GW Bridge Officers Warned Supervisors about the Hazard Conditions, told to Keep Quiet


                                                                          

Police officers on the George Washington Bridge last September during lane closures apparently ordered by Republican Gov. Chris Christie's aides as political payback said they warned superiors about the hazardous conditions created and were told not to talk about it on their radios, according to a summary provided by their lawyer to a legislative panel investigating the scandal.
Attorney Dan Bibb, who works for the union representing the Port Authority of New York and New Jersey officers, relayed information from 11 officers, including at least three who said they were told about the traffic change by a lieutenant who ordered them not to move the traffic cones blocking the lanes. Bibb's comments were included in a synopsis obtained by The Associated Press on Wednesday.
Bibb told the legislative panel's investigators that one of the officers, Steve Pisciotta, used his police radio to report hazardous conditions being caused by the severe traffic and was told to "shut up" by Deputy Inspector Darcy Licorish. Bibb said Pisciotta told him that Lt.

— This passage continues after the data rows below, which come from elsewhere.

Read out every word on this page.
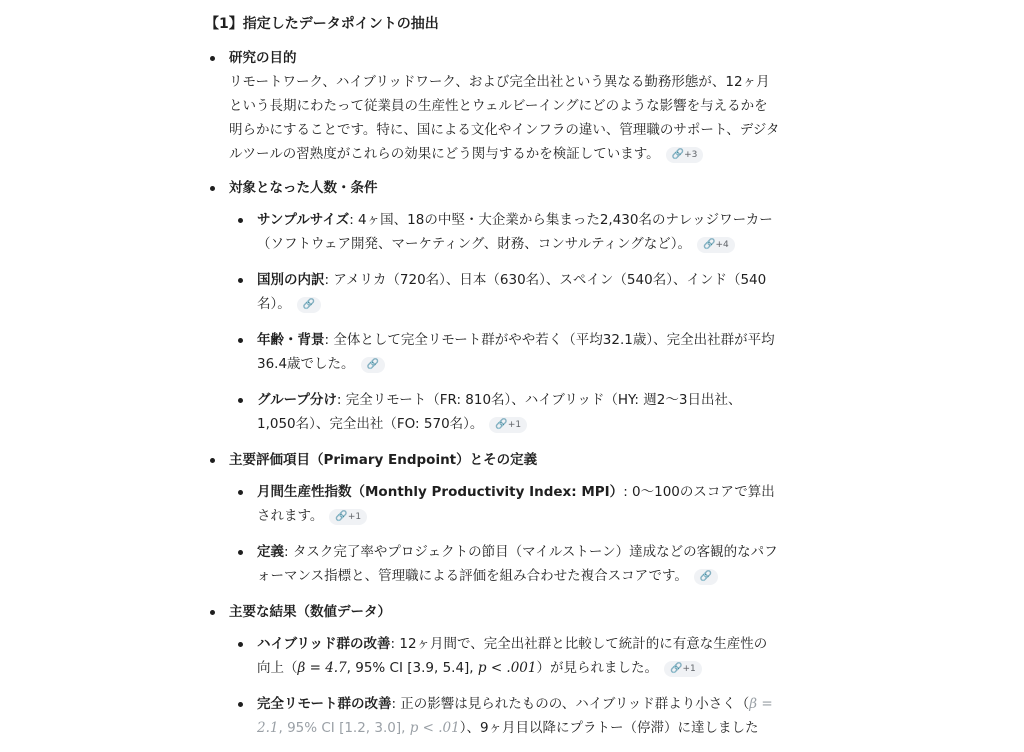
【1】指定したデータポイントの抽出
研究の目的
リモートワーク、ハイブリッドワーク、および完全出社という異なる勤務形態が、12ヶ月という長期にわたって従業員の生産性とウェルビーイングにどのような影響を与えるかを明らかにすることです。特に、国による文化やインフラの違い、管理職のサポート、デジタルツールの習熟度がこれらの効果にどう関与するかを検証しています。 🔗+3
対象となった人数・条件
サンプルサイズ: 4ヶ国、18の中堅・大企業から集まった2,430名のナレッジワーカー（ソフトウェア開発、マーケティング、財務、コンサルティングなど）。 🔗+4
国別の内訳: アメリカ（720名）、日本（630名）、スペイン（540名）、インド（540名）。 🔗
年齢・背景: 全体として完全リモート群がやや若く（平均32.1歳）、完全出社群が平均36.4歳でした。 🔗
グループ分け: 完全リモート（FR: 810名）、ハイブリッド（HY: 週2〜3日出社、1,050名）、完全出社（FO: 570名）。 🔗+1
主要評価項目（Primary Endpoint）とその定義
月間生産性指数（Monthly Productivity Index: MPI）: 0〜100のスコアで算出されます。 🔗+1
定義: タスク完了率やプロジェクトの節目（マイルストーン）達成などの客観的なパフォーマンス指標と、管理職による評価を組み合わせた複合スコアです。 🔗
主要な結果（数値データ）
ハイブリッド群の改善: 12ヶ月間で、完全出社群と比較して統計的に有意な生産性の向上（β = 4.7, 95% CI [3.9, 5.4], p < .001）が見られました。 🔗+1
完全リモート群の改善: 正の影響は見られたものの、ハイブリッド群より小さく（β = 2.1, 95% CI [1.2, 3.0], p < .01）、9ヶ月目以降にプラトー（停滞）に達しました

Thomas Michaels and a sergeant visited him "to tell him that his radio communication had been inappropriate."
Michaels said in an earlier interview with the investigators that the Port Authority executive who ordered the closures, David Wildstein, called him the week before and asked him what would happen if three lanes were reduced to one. But the investigators said he told them that he didn't have any direct knowledge about why the lanes were changed and that he found out about the plan to change them the night before.
Lawyers representing Michaels and Licorish didn't immediately return phone calls seeking comment on Wednesday.
Christie spokesman Kevin Roberts referred to a statement issued earlier this year in which he said Christie never had conversations with Michaels about the bridge, which connects Fort Lee and New York City. Christie, a potential 2016 presidential candidate, has called the lane closings "inexplicably stupid" but said he didn't know about them beforehand.
Investigators are looking into who approved closing the lanes in Fort Lee, causing four days of massive traffic jams, apparently to punish its mayor, Mark Sokolich, a Democrat who didn't support Christie for re-election. The lane closures came weeks after Christie's then-deputy chief of staff, Bridget Kelly, sent a message to Wildstein: "Time for some traffic problems in Fort Lee."
Michaels, who grew up in Livingston with Wildstein and Christie and coached Christie's son's hockey team, told the investigators that he drove Wildstein through Fort Lee to get a closer look at the traffic on the first morning of the lane closures and that Wildstein told him they were part of a traffic study. He told the investigators that he didn't discuss anything "substantive concerning the lane closures" with Wildstein while eating breakfast with him that morning.
He told them he had only occasional interactions with Christie at the hockey rink and didn't otherwise talk with him. His brother was a campaign adviser for Christie in 2009.
Wildstein graduated from Livingston High School a year before Christie and was hired in 2010 at the Port Authority by Christie's top appointee there, deputy executive director Bill Baroni.
In January, Wildstein appeared before the legislative committee investigating the lane closures but declined to answer any questions. Kelly, who was fired in January, also refused to cooperate with the legislative committee.
The Record was the first to report on the Bibb document.
___
Associated Press writer Jill Colvin contributed to this report from Mexico City.